Membrane Processes to Medical Diagnostics and Drug Delivery

Poster Abstracts

91

56-POS

Board 28

Dissecting Exosome Biogenesis and Uptake via Anthrax Toxin

Oksana A. Sergeeva

1

, Katrin Volkmann

2

, Laurence Abrami

1

, Prisca Liberali

2

, Gisou Van der

Goot

1

.

2

Friedrich Miescher Instittue, Basel, Switzerland.

1

Ecole Polytechnique Federale de Lausanne,

Lausanne, Switzerland,

Exosomes are endosomal vesicles that can be trafficked from cell to cell. While they have been

implicated in a variety of diseases and linked to biomarkers, understanding how exosomes are

made from cells, let alone from diseased cells, has been a challenge. Because most laboratories

use specific purification techniques and cell types to study exosome biogenesis and uptake, little

is known about general exosome endogenous properties. Recently, we found that lethal factor

(LF) of anthrax toxin can be transferred to naïve cells via exosomes.

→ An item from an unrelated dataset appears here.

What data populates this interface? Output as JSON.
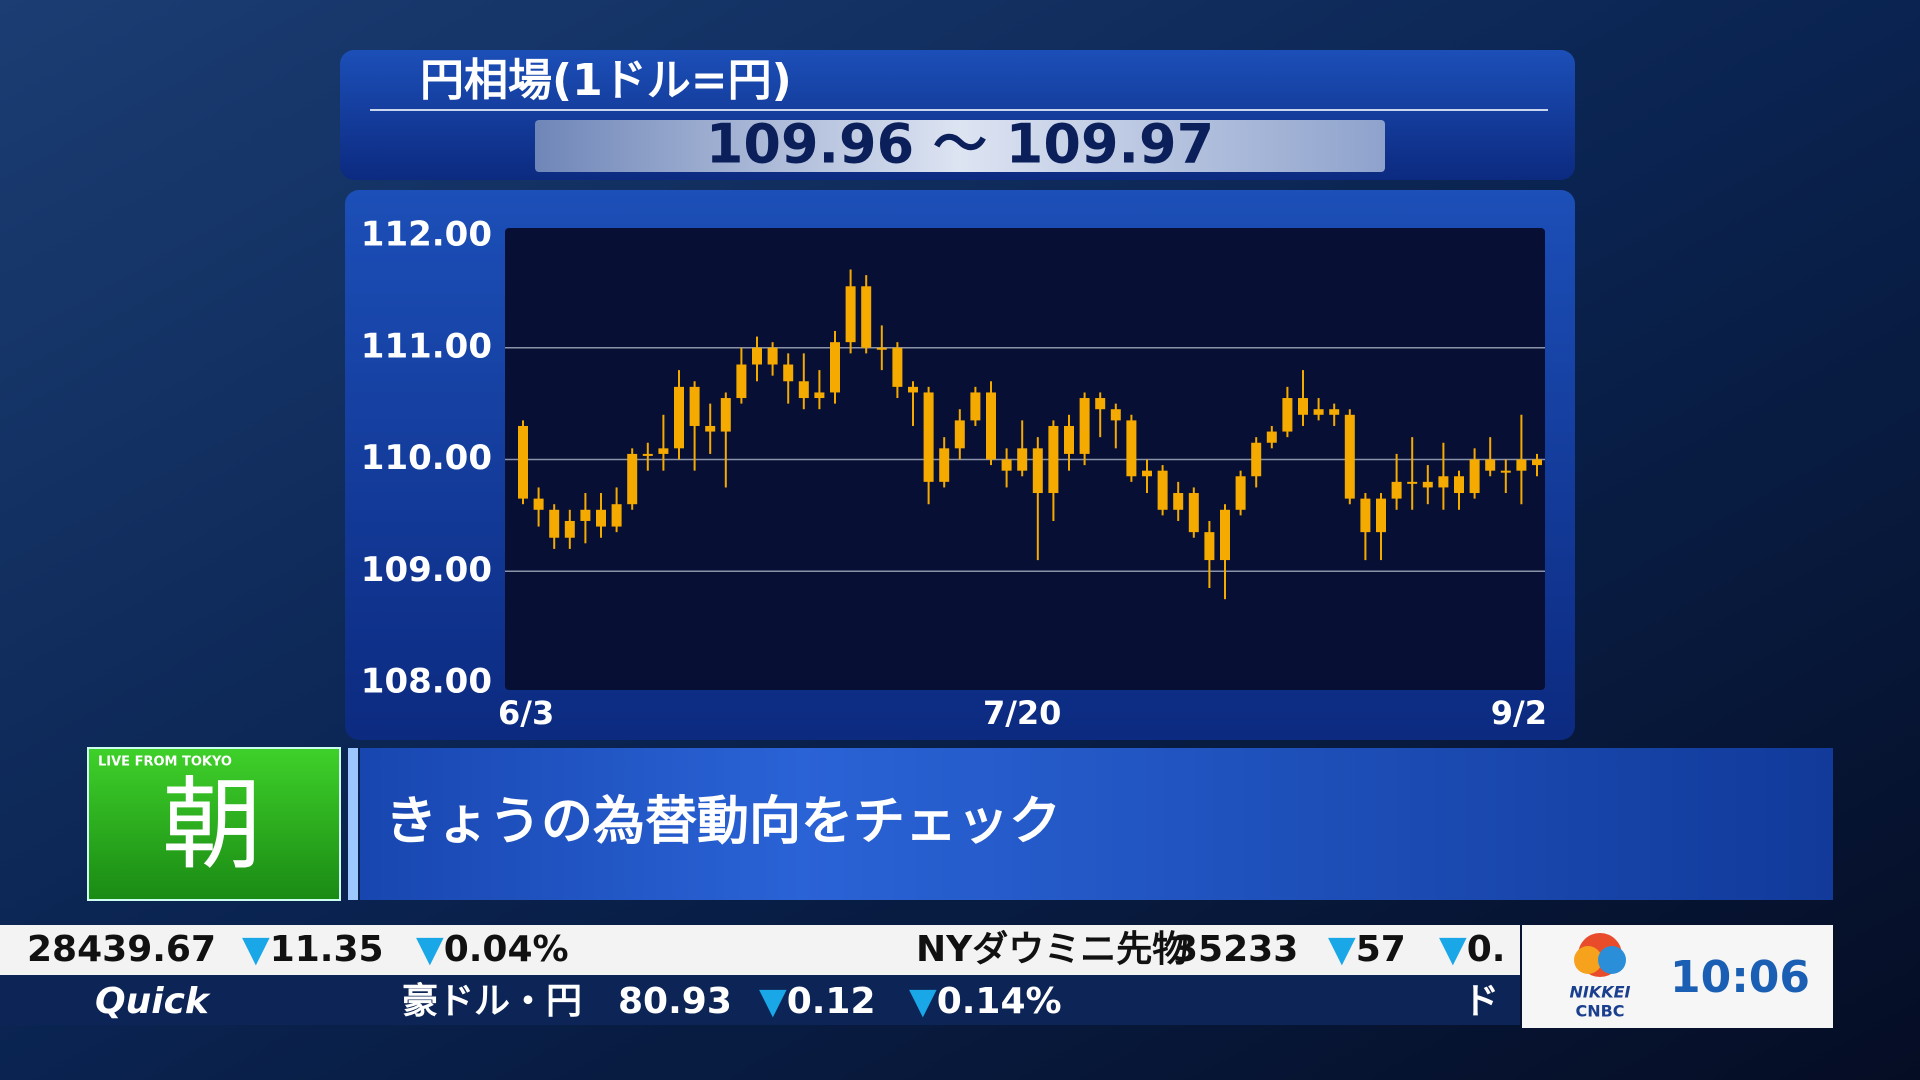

Usually, LF enters the cell

using protective antigen and anthrax receptors and then eventually makes its way into the

cytoplasm, where it can cleave MAPKKs and cause apoptosis. Using anthrax toxin as a tool

allows us to observe and probe exosome biogenesis and uptake without purification of the

exosomes or major perturbations. We are investigating what genes and factors are required for

exosome biogenesis and release from primary cells and then uptake by naïve cells. We have been

screening a thousand genes that may be implicated in the exosome pathway for their

involvement, and are following up on the most interesting candidates. Additionally, we are

unraveling the mechanism behind ER stress and GPI-anchored proteins playing a role in

exosome uptake. Overall, we are gaining general knowledge of exosome biology via our unique

system, which can then be used to address exosome biomarkers and disease.